Demonstration with inequalities

Demonstration with inequalities

I have these stated inequalities, true for all $i$.
$$\begin{align} |P_{i}+q_{i}|\leq \epsilon \tag{1} \end{align}$$
with $\epsilon > 0$ and I know that $$\begin{align} |P_{i}-P_{j}|\leq
\delta \tag{2} \end{align}$$
My problem is that by using (1) I want to show that (2) can be re-written in
$$|q_j-q_i|-2\epsilon \leq \delta$$
with $\delta > 0$. But I can't... I'm always blocked at the first step.

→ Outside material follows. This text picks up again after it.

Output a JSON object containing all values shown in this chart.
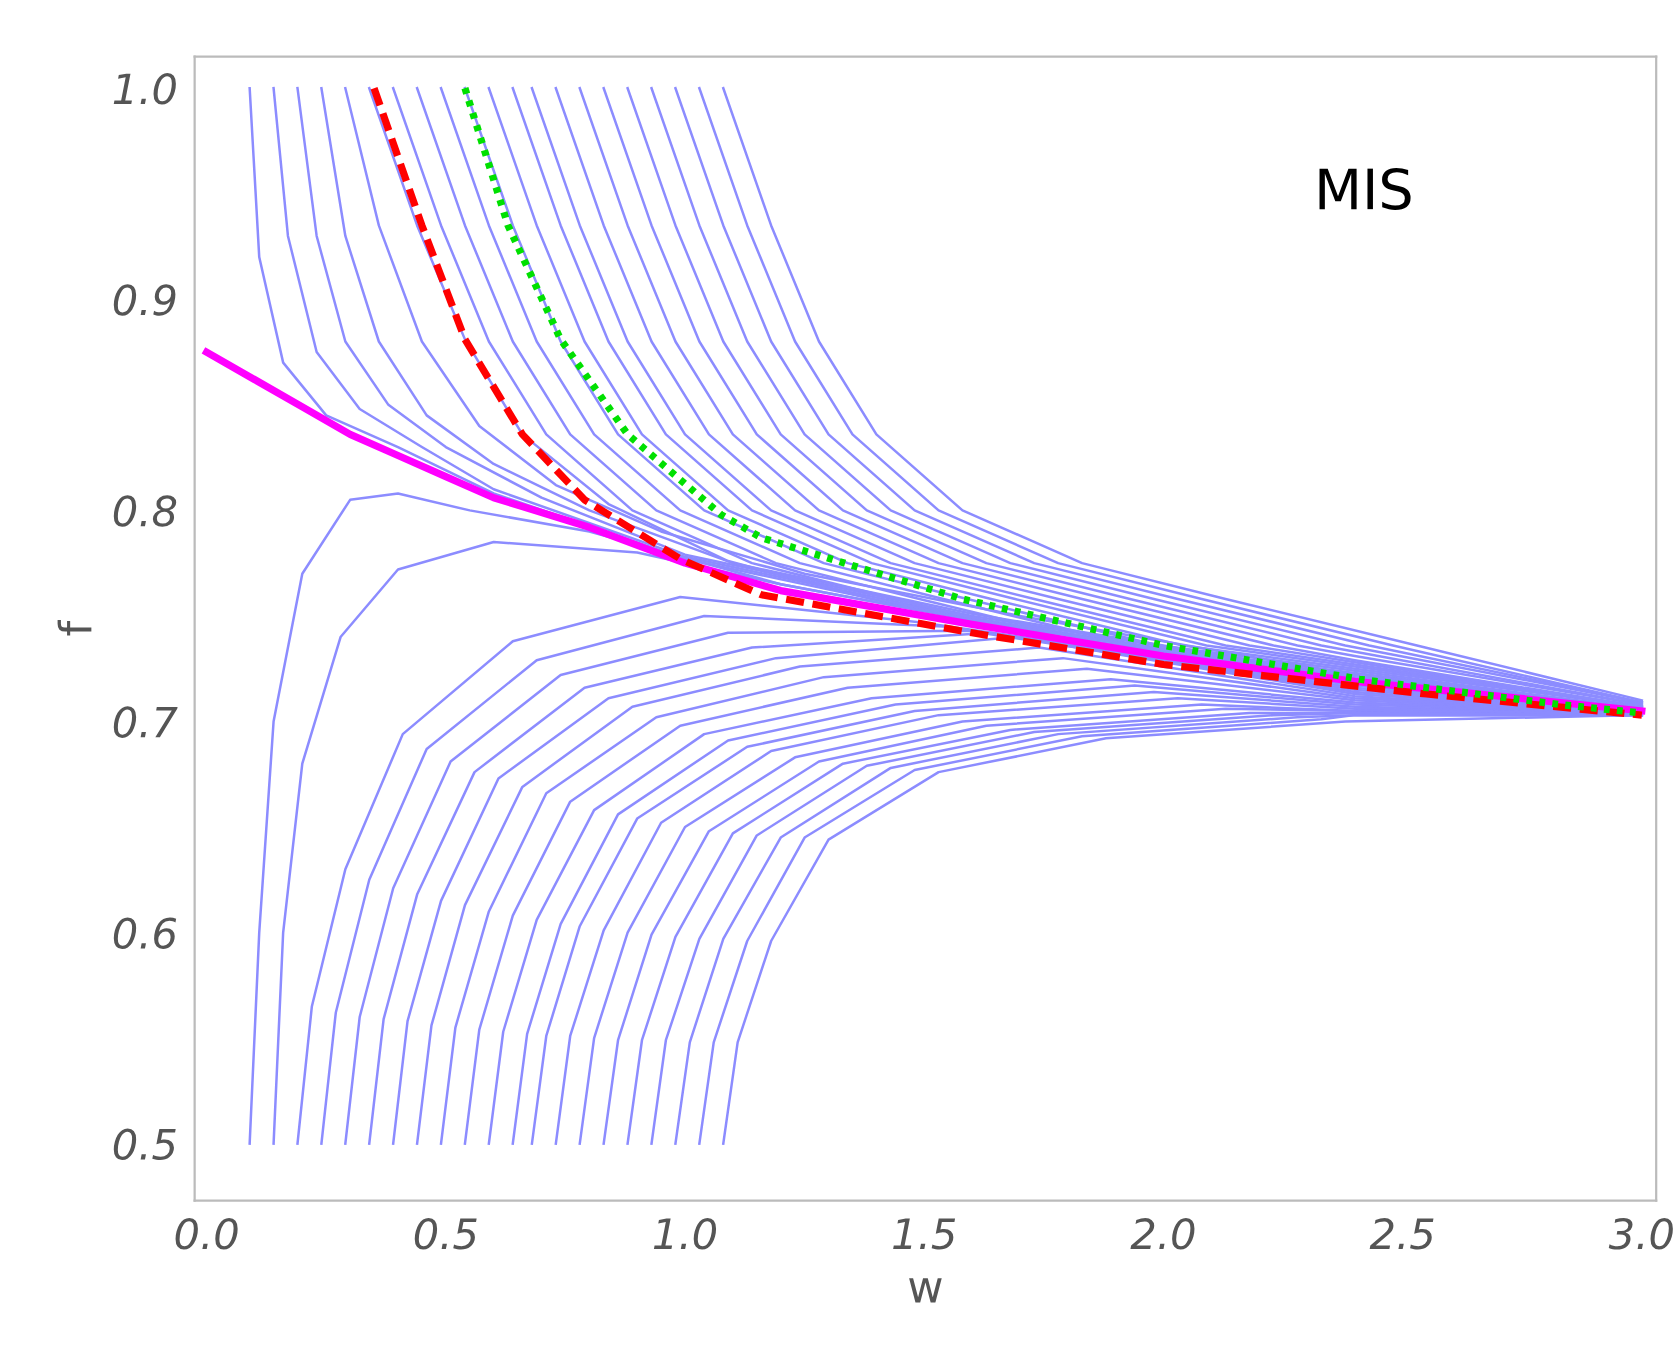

$$\begin{align} |P_{i}-P_{j}|&\leq \delta \\
||P_{i}+q_i-q_i|-|P_{j}+q_j-q_j||&\leq \delta \\ ??
|||P_{i}+q_i|-|q_i||-||P_{j}+q_j|-|q_j|||&\leq \delta \quad??\\
\end{align}$$
or
$$\begin{align} |P_{i}-P_{j}|&\leq \delta \\
|(P_{i}+q_i)-(P_{j}+q_j)+(q_j-q_i)|&\leq \delta \\ \end{align}$$
but then what ? Since $-\epsilon\leq(P_{i}+q_i) \leq \epsilon$, can I
simply say that the expression here $(P_{i}+q_i)-(P_{j}+q_j)$ is at
maximum $2\epsilon$ and minimum $-2\epsilon$ and that that implies that
the result is evident ?
I'm not able to go further... I only used these triangular inequalities
$$\begin{align} |x+y|&\leq |x|+|y| \\ |x-y|&\geq ||x|-|y|| \end{align}$$
to get to my result. Should I use some other things because I don't see
anything? Is the fact that both $-1\leq P_i\leq 1$ and $-1\leq q_i \leq 1$
an important fact I could use ? Or maybe it's impossible to prove it?